Can axioms be premises in formal proofs? If I use an axiom to prove a theorem, i.e. use the axioms of equality in FOL to prove the converse of the axiom of extensionality, do I list those axioms as premises in a formal proof?
The answer seems obvious already but doing that means that the theorem I'm actually proving is $$\text{axioms of equality in FOL}\vdash\text{converse of axiom of extensionality}$$ and not the latter independently. Is there a rule that allows me to independently write down the statement that follows after $\vdash$ when I know that the statement preceding it is true?
 A: The symbol $\vdash$ is not really what you want. You are doing metalogic, so to speak, and the first rule is not to mess up with notation and conflate lower order logic with higher order logic. Something like $\Rightarrow$ is more suitable.

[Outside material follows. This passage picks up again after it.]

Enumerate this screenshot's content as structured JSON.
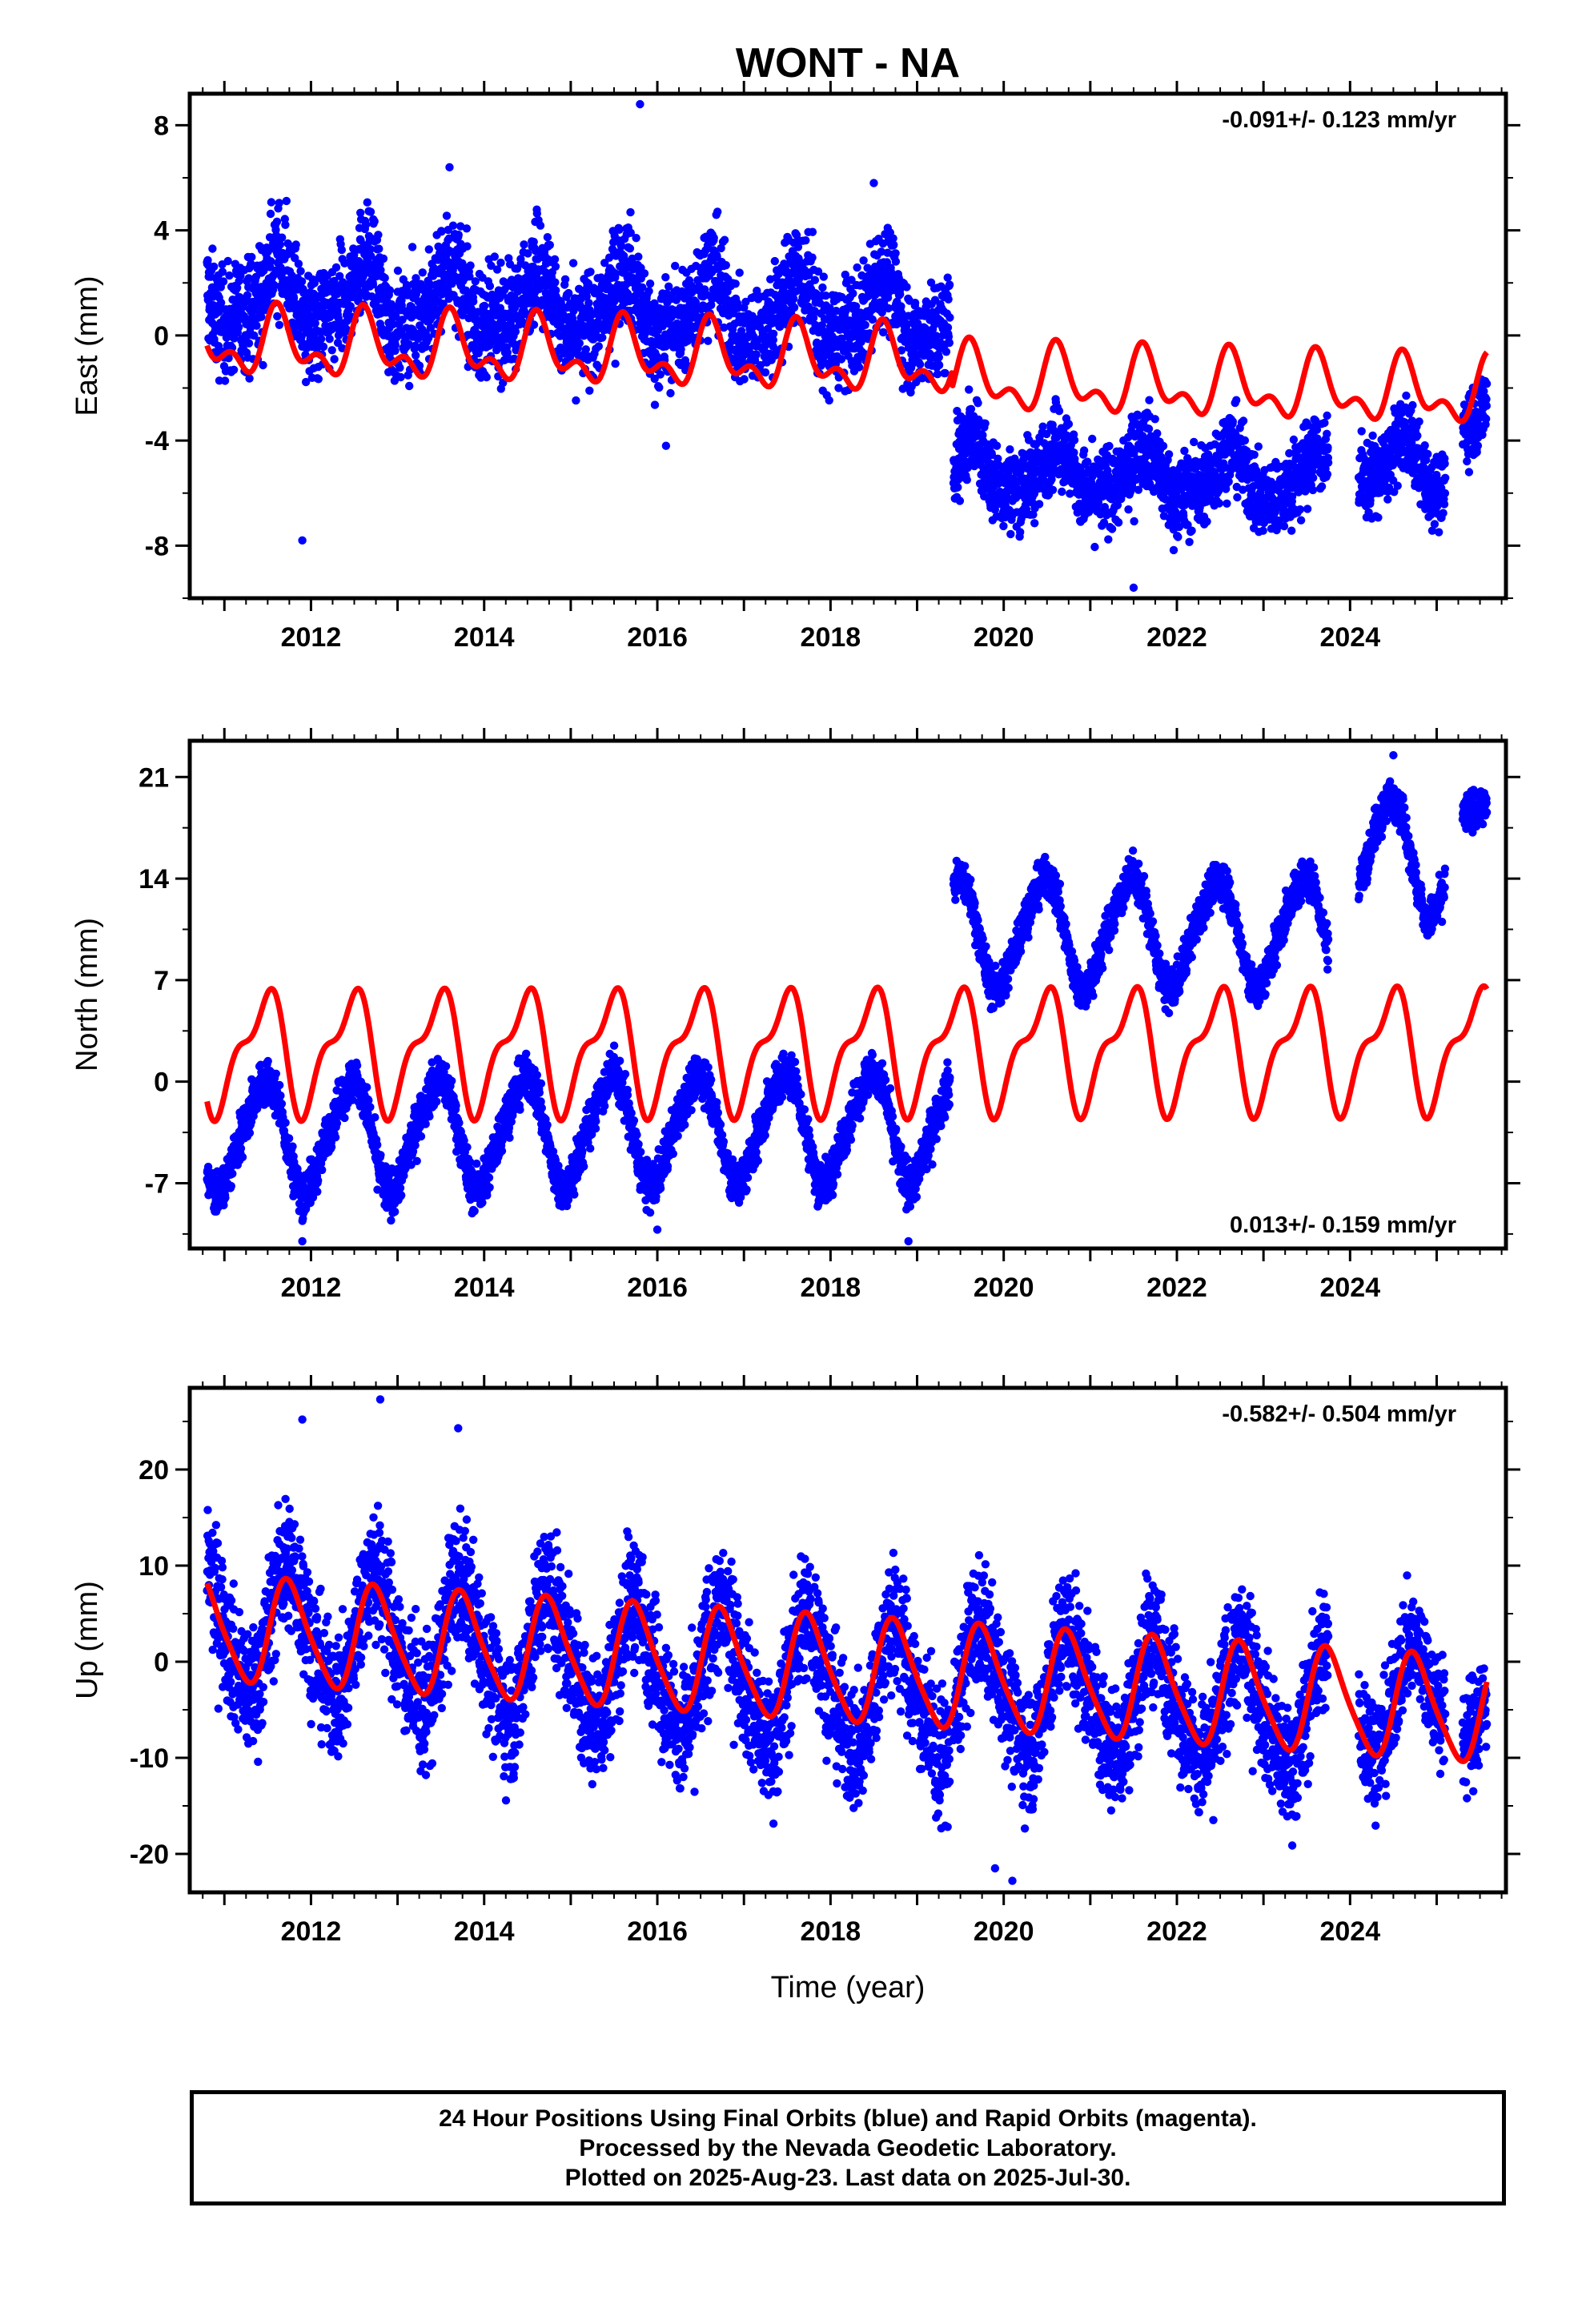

Furthermore, you cannot do metalogic over FOL as you were actually doing FOL. You are quantifying over sets, sets of sets, etc. You are outside FOL. 
Those axioms define the symbol $=$ in a higher order metalogic, and the symbol is employed as a primitive term (what means it cannot be "proved"). You should think of axioms as definitions of its terms and the related concepts appearing in the axiom. I highly recommend you read Tarski to have a superb and clear overview of all of these issues.
Thus, proving one axiom from the other might be useful, although it is perhaps not what you think you are doing. If you strip the axiom of extensionality out of the equality symbol/concept, you still do set theory. If you want to do FOL with equality, then you introduce the equality symbol in the axiom of equality.
Anyway, Equality in mathematics comes with plenty of different flavors. Philosophically speaking, there seems to be nothing better than Leibniz's definition.